The Illinois Appellate Court affirmed the trial court's ruling that the insured was only entitled to the actual cost value of his loss, not the replacement cost. Lytle v. Country Mutual Ins. Co., 2015 Ill. App. LEXIS 756 (Sept. 30, 2015).
The insured's home was built around 1903. On June 21, 2011, the insured discovered damage to his home because of a severe storm. He made a claim with his insurer, Country Mutual.
The policy contained a depreciation holdback provision. The provision said the insurer would not pay more than the actual cash value until the actual repair or replacement was complete. If the insured elected to accept actual cash value, he would have one year from the date of the loss to repair or replace the damaged property and request the difference between the actual cash value and the replacement cost.
Country Mutual issued to the insured an actual cash value payment of $42,911.84 on August 31, 2011. Country Mutual sent a letter on October 21, 2011, advising the insured that his claim remained open, and Country Mutual was waiting for the work to be completed. A second letter was sent on January 21, 2012, six months before the expiration of the one year period for the repairs to be made.
On April 24, 2012, the insured's adjuster notified Country Mutual that the repairs had come to a standstill because the city required necessary upgrades under its building code.

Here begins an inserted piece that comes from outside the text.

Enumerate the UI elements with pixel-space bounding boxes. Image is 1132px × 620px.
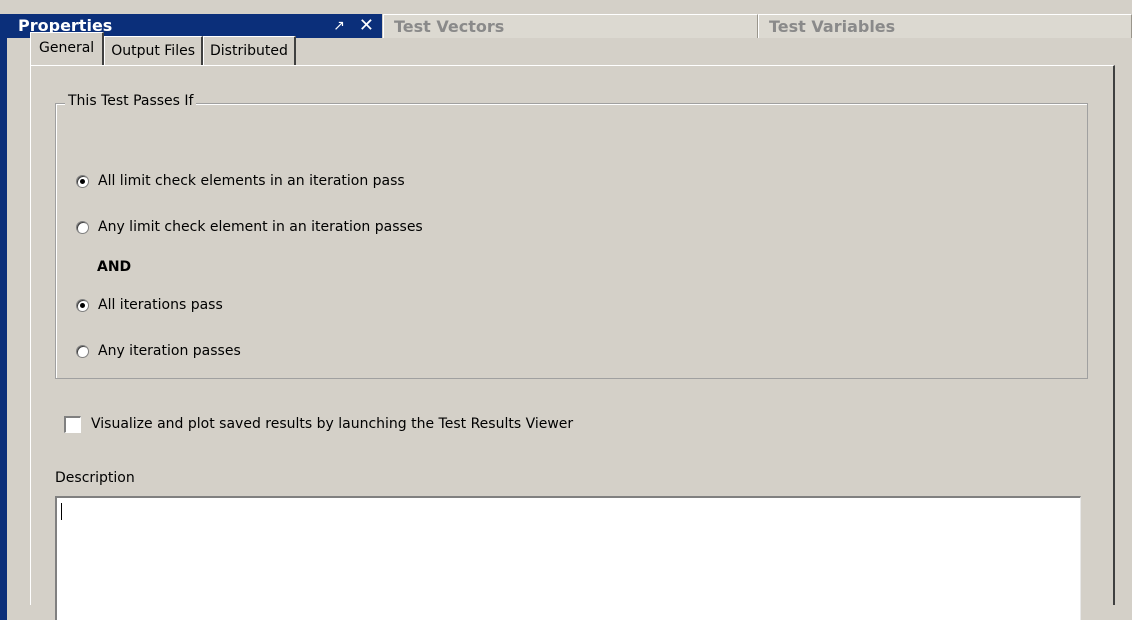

The adjuster suggested a meeting at the construction site with city officials, but Country Mutual never agreed to such a meeting.
When the one year period expired, Country Mutual denied the insured's request for additional payment of the depreciation holdback. The insured filed suit. The trial court granted summary judgment to Country Mutual. The court found that the insured had negotiated a settlement of the actual cash value payment, failed to timely complete repairs, and did not incur any building code upgraded costs. The insured appealed.
The appellate court affirmed. There was no ambiguity in the policy language. The trial court correctly interpreted the clear language of the policy as providing for replacement cost coverage only if actual repairs were completed. It was also undisputed that the insured was paid the actual cost value of the damaged property and had not repaired the property. Accordingly, the insured was not entitled to reimbursement for the depreciation holdback because he did not incur that pecuniary loss.